Certains mots bien commodes font l’économie d’une argumentation : pas la peine de s’épuiser à réfuter le raisonnement d’un adversaire, ou de faire des recherches « factuelles » approfondies (fact-checking, « le vrai du faux »…) ; il suffit d’opposer un mot, un seul, à une déclaration quelconque pour la disqualifier sans autre forme de procès ; exemples bien connus : populisme et complotisme, justement (« fasciste » a beaucoup servi, mais semble en perte de vitesse).
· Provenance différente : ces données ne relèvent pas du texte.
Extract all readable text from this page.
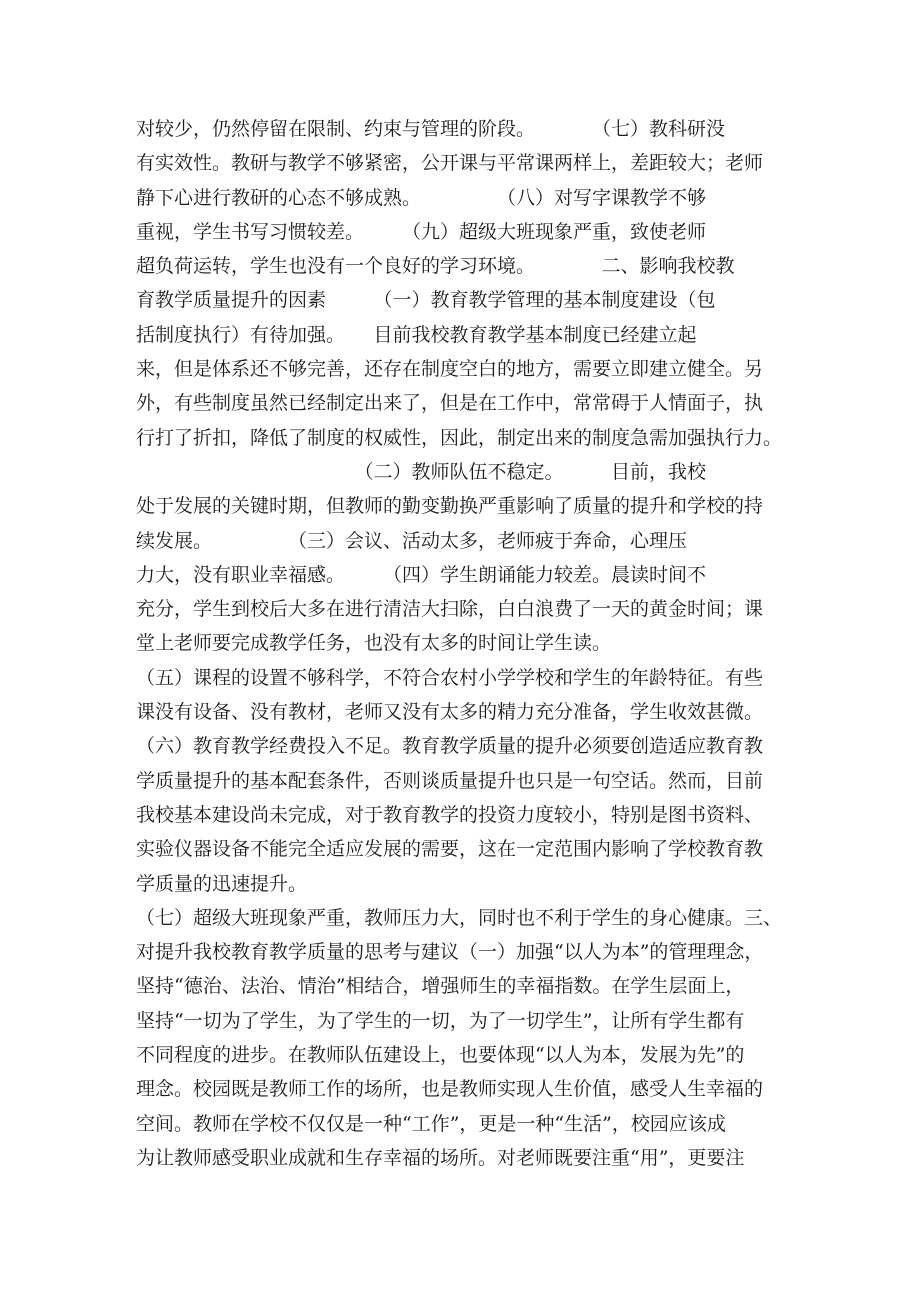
对较少，仍然停留在限制、约束与管理的阶段。　　　　（七）教科研没
有实效性。教研与教学不够紧密，公开课与平常课两样上，差距较大；老师
静下心进行教研的心态不够成熟。　　　　　（八）对写字课教学不够
重视，学生书写习惯较差。　　　（九）超级大班现象严重，致使老师
超负荷运转，学生也没有一个良好的学习环境。　　　　二、影响我校教
育教学质量提升的因素　　　（一）教育教学管理的基本制度建设（包
括制度执行）有待加强。　　目前我校教育教学基本制度已经建立起
来，但是体系还不够完善，还存在制度空白的地方，需要立即建立健全。另
外，有些制度虽然已经制定出来了，但是在工作中，常常碍于人情面子，执
行打了折扣，降低了制度的权威性，因此，制定出来的制度急需加强执行力。
　　　　　　　　　　　　（二）教师队伍不稳定。　　　目前，我校
处于发展的关键时期，但教师的勤变勤换严重影响了质量的提升和学校的持
续发展。　　　　　（三）会议、活动太多，老师疲于奔命，心理压
力大，没有职业幸福感。　　　（四）学生朗诵能力较差。晨读时间不
充分，学生到校后大多在进行清洁大扫除，白白浪费了一天的黄金时间；课
堂上老师要完成教学任务，也没有太多的时间让学生读。
（五）课程的设置不够科学，不符合农村小学学校和学生的年龄特征。有些
课没有设备、没有教材，老师又没有太多的精力充分准备，学生收效甚微。
（六）教育教学经费投入不足。教育教学质量的提升必须要创造适应教育教
学质量提升的基本配套条件，否则谈质量提升也只是一句空话。然而，目前
我校基本建设尚未完成，对于教育教学的投资力度较小，特别是图书资料、
实验仪器设备不能完全适应发展的需要，这在一定范围内影响了学校教育教
学质量的迅速提升。
（七）超级大班现象严重，教师压力大，同时也不利于学生的身心健康。三、
对提升我校教育教学质量的思考与建议（一）加强“以人为本”的管理理念，
坚持“德治、法治、情治”相结合，增强师生的幸福指数。在学生层面上，
坚持“一切为了学生，为了学生的一切，为了一切学生”，让所有学生都有
不同程度的进步。在教师队伍建设上，也要体现“以人为本，发展为先”的
理念。校园既是教师工作的场所，也是教师实现人生价值，感受人生幸福的
空间。教师在学校不仅仅是一种“工作”，更是一种“生活”，校园应该成
为让教师感受职业成就和生存幸福的场所。对老师既要注重“用”，更要注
Le complotisme fait penser à ces jeux d’enfants où « c’est celui qui le dit qui l’est »… En traitant ses adversaires de complotistes, on est tôt ou tard conduit à se demander pourquoi ils le font, et donc à suspecter un complot des complotistes, ce qui fait de vous un des leurs… De même que le virus de la pandémie n’épargne pas le corps médical, de même le virus complotiste n’épargne nullement les agents chargés de l’éradiquer.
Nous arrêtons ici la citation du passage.